E essa lucidez de Regragui nas falas, a cada ida aos microfones, foi outra virtude. A maneira de entender não só o jogo, mas todos os contextos que o circundam, certamente facilitou na hora de transmitir seus pedidos aos jogadores. Algo que transpareceu, por exemplo, depois da classificação contra Portugal. “Eu disse aos jogadores antes da partida que precisávamos escrever a história da África. Estou muito, muito feliz. A África está de volta ao mapa do futebol hoje. Tínhamos a mentalidade. Sabíamos que poderíamos fazer história para a África. Tivemos a atitude certa para nossa gente, para nós, para a África”. No fim das contas, não foi só a África que se beneficiou – foi o futebol como um todo.

A décima partida de Regragui como treinador da seleção de Marrocos acontecerá no próximo sábado. Não é a ocasião que o treinador preferia, mas não se duvida, por postura e por tamanho da história, que os marroquinos estarão sedentos para garantir o bronze. Somente Otto Glória precisou de tão poucas partidas para chegar a uma semifinal de Copa, com Portugal, em 1966. Todas as vezes que uma seleção da África chegou ao menos entre os oito melhores em Mundiais foi com um treinador estrangeiro, marca que caiu por terra e acabou superada desta vez.

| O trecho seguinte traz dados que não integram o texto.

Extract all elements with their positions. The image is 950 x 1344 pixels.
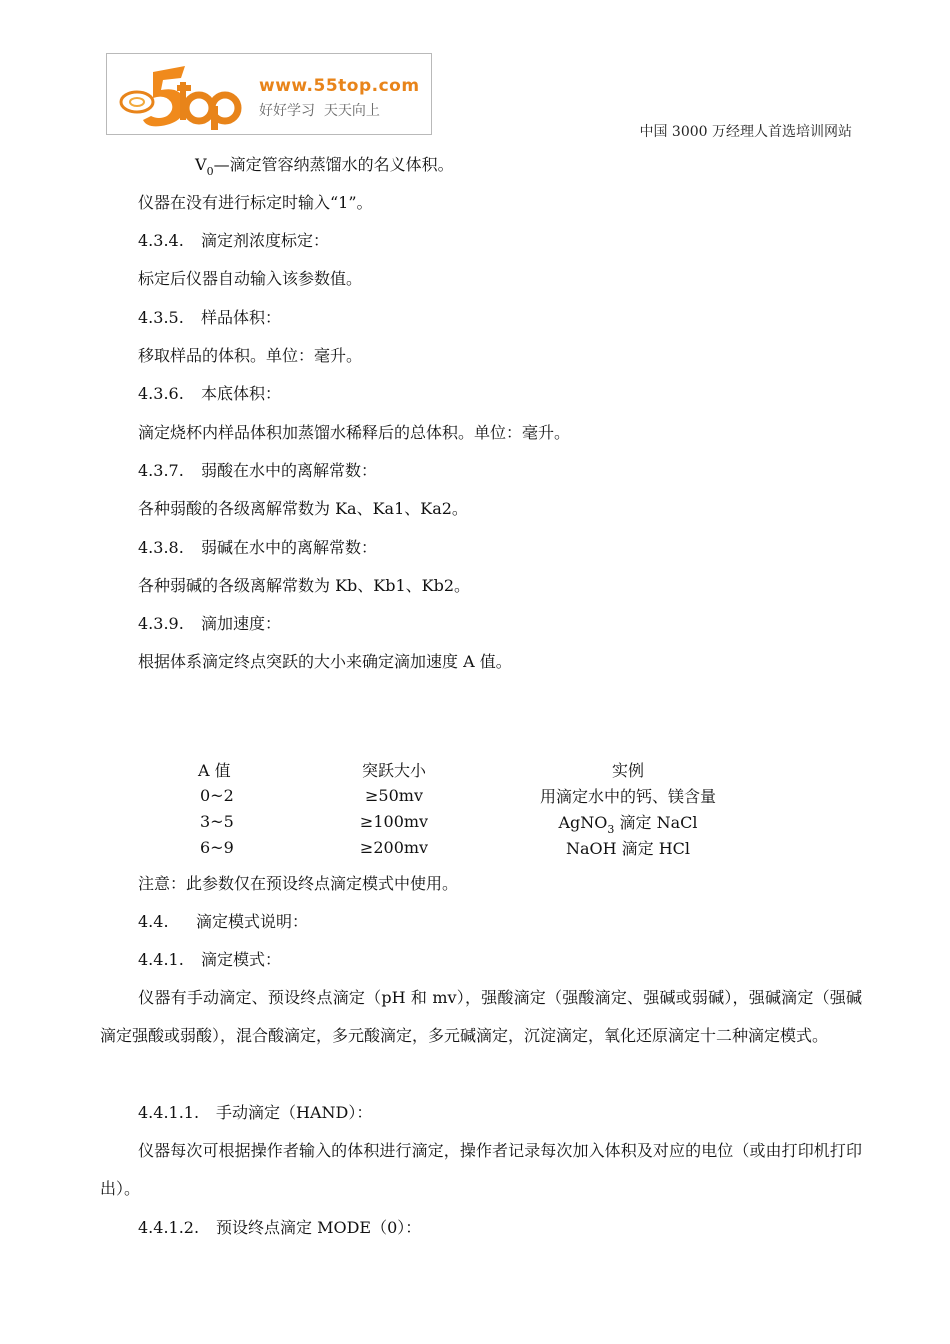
section-number: 4.4.1.2. <box>138 1218 200 1237</box>
section-4-4-1-1-paragraph <box>100 1132 862 1208</box>
site-logo <box>106 53 432 135</box>
v0-subscript: 0 <box>206 165 214 178</box>
section-title: 滴定模式： <box>201 950 282 969</box>
section-title: 本底体积： <box>201 384 282 403</box>
section-number: 4.4. <box>138 912 169 931</box>
table-cell: NaOH 滴定 HCl <box>565 838 691 858</box>
section-4-3-4-text: 标定后仪器自动输入该参数值。 <box>138 269 363 288</box>
table-header-cell: 突跃大小 <box>361 760 426 780</box>
table-cell: ≥200mv <box>359 837 429 857</box>
section-number: 4.3.5. <box>138 308 184 327</box>
section-4-3-8-heading <box>138 538 377 558</box>
section-4-3-6-text: 滴定烧杯内样品体积加蒸馏水稀释后的总体积。单位：毫升。 <box>138 423 571 442</box>
section-4-3-9-text: 根据体系滴定终点突跃的大小来确定滴加速度 A 值。 <box>138 652 512 671</box>
formula-text: 滴定 NaCl <box>614 812 698 832</box>
section-4-3-5-heading <box>138 308 281 328</box>
section-4-3-4-heading <box>138 231 329 251</box>
section-number: 4.3.7. <box>138 461 184 480</box>
section-title: 弱酸在水中的离解常数： <box>201 461 378 480</box>
table-cell: 3~5 <box>200 811 234 831</box>
table-header-cell: A 值 <box>198 760 231 780</box>
section-4-3-8-text: 各种弱碱的各级离解常数为 Kb、Kb1、Kb2。 <box>138 576 471 595</box>
table-cell: 6~9 <box>200 837 234 857</box>
a-value-table <box>170 756 764 860</box>
table-header-cell: 实例 <box>611 760 644 780</box>
section-4-4-1-paragraph <box>100 979 862 1055</box>
section-4-3-6-heading <box>138 384 281 404</box>
logo-55top-icon <box>115 58 255 132</box>
section-title: 手动滴定（HAND）： <box>216 1103 373 1122</box>
section-4-4-1-2-heading <box>138 1218 421 1238</box>
uncalibrated-note: 仪器在没有进行标定时输入“1”。 <box>138 193 373 212</box>
section-number: 4.4.1.1. <box>138 1103 200 1122</box>
section-title: 预设终点滴定 MODE（0）： <box>216 1218 422 1237</box>
section-4-3-7-text: 各种弱酸的各级离解常数为 Ka、Ka1、Ka2。 <box>138 499 468 518</box>
site-tagline: 中国 3000 万经理人首选培训网站 <box>639 124 852 140</box>
paragraph-text: 仪器有手动滴定、预设终点滴定（pH 和 mv），强酸滴定（强酸滴定、强碱或弱碱），强碱滴定（强碱滴定强酸或弱酸），混合酸滴定，多元酸滴定，多元碱滴定，沉淀滴定，氧化还原滴定十二种滴定模式。 <box>100 988 862 1045</box>
section-number: 4.3.8. <box>138 538 184 557</box>
section-4-3-7-heading <box>138 461 377 481</box>
section-4-3-9-heading <box>138 614 281 634</box>
section-title: 弱碱在水中的离解常数： <box>201 538 378 557</box>
v0-text: —滴定管容纳蒸馏水的名义体积。 <box>213 155 454 174</box>
section-number: 4.3.6. <box>138 384 184 403</box>
table-cell: ≥100mv <box>359 811 429 831</box>
section-title: 滴定模式说明： <box>196 912 309 931</box>
section-number: 4.4.1. <box>138 950 184 969</box>
table-cell: 0~2 <box>200 785 234 805</box>
paragraph-text: 仪器每次可根据操作者输入的体积进行滴定，操作者记录每次加入体积及对应的电位（或由打印机打印出）。 <box>100 1141 862 1198</box>
v0-symbol: V <box>195 155 207 174</box>
logo-slogan-text: 好好学习 天天向上 <box>259 103 380 119</box>
note-text: 注意：此参数仅在预设终点滴定模式中使用。 <box>138 874 459 893</box>
table-cell: ≥50mv <box>365 785 423 805</box>
table-row <box>170 834 764 860</box>
table-cell <box>492 808 764 834</box>
section-4-3-5-text: 移取样品的体积。单位：毫升。 <box>138 346 363 365</box>
section-4-4-1-1-heading <box>138 1103 372 1123</box>
logo-url-text: www.55top.com <box>259 76 420 96</box>
table-row <box>170 808 764 834</box>
formula-subscript: 3 <box>607 822 615 836</box>
table-row <box>170 782 764 808</box>
section-number: 4.3.4. <box>138 231 184 250</box>
v0-definition <box>195 155 454 177</box>
table-header-row <box>170 756 764 782</box>
section-number: 4.3.9. <box>138 614 184 633</box>
section-4-4-1-heading <box>138 950 281 970</box>
section-title: 滴加速度： <box>201 614 282 633</box>
table-cell: 用滴定水中的钙、镁含量 <box>539 786 716 806</box>
section-title: 样品体积： <box>201 308 282 327</box>
section-title: 滴定剂浓度标定： <box>201 231 330 250</box>
formula-text: AgNO <box>558 812 608 832</box>
section-4-4-heading <box>138 912 308 932</box>
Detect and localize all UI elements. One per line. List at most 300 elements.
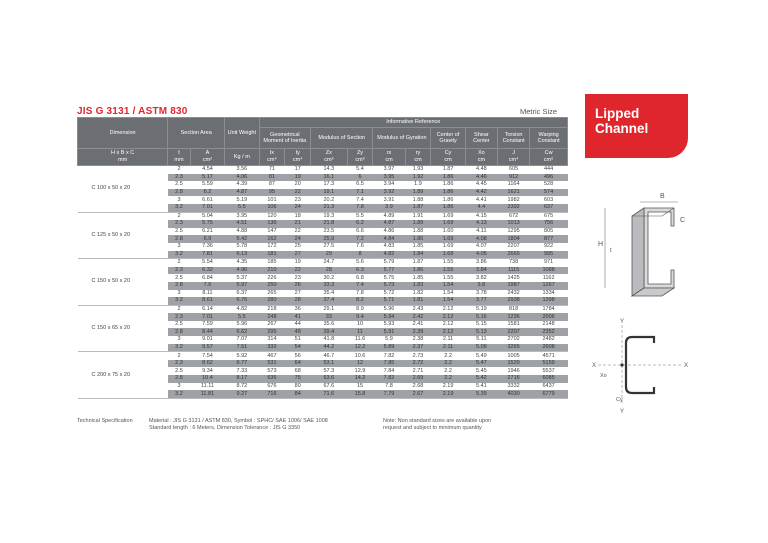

Regragui tem suas honrosas façanhas para se engrandecer. Mas nada deve ser maior que o orgulho de montar um time forte em tão pouco tempo e saber que seu trabalho foi extraordinário. Nada deve ser maior que o orgulho de alegrar todo um país, e não só isso, mas também os filhos da diáspora como ele mesmo. Nada deve ser maior que o orgulho de saber que o sonho da Copa do Mundo não foi sonho, e sim realidade. Regragui fez tanta gente sonhar e se realizar junto com seus rapazes. Em tão pouco tempo, fez muito, fez história. E, aos 47 anos, com um impacto dessa magnitude, sugere que tem muito a fazer – em Marrocos ou em qualquer outro lugar.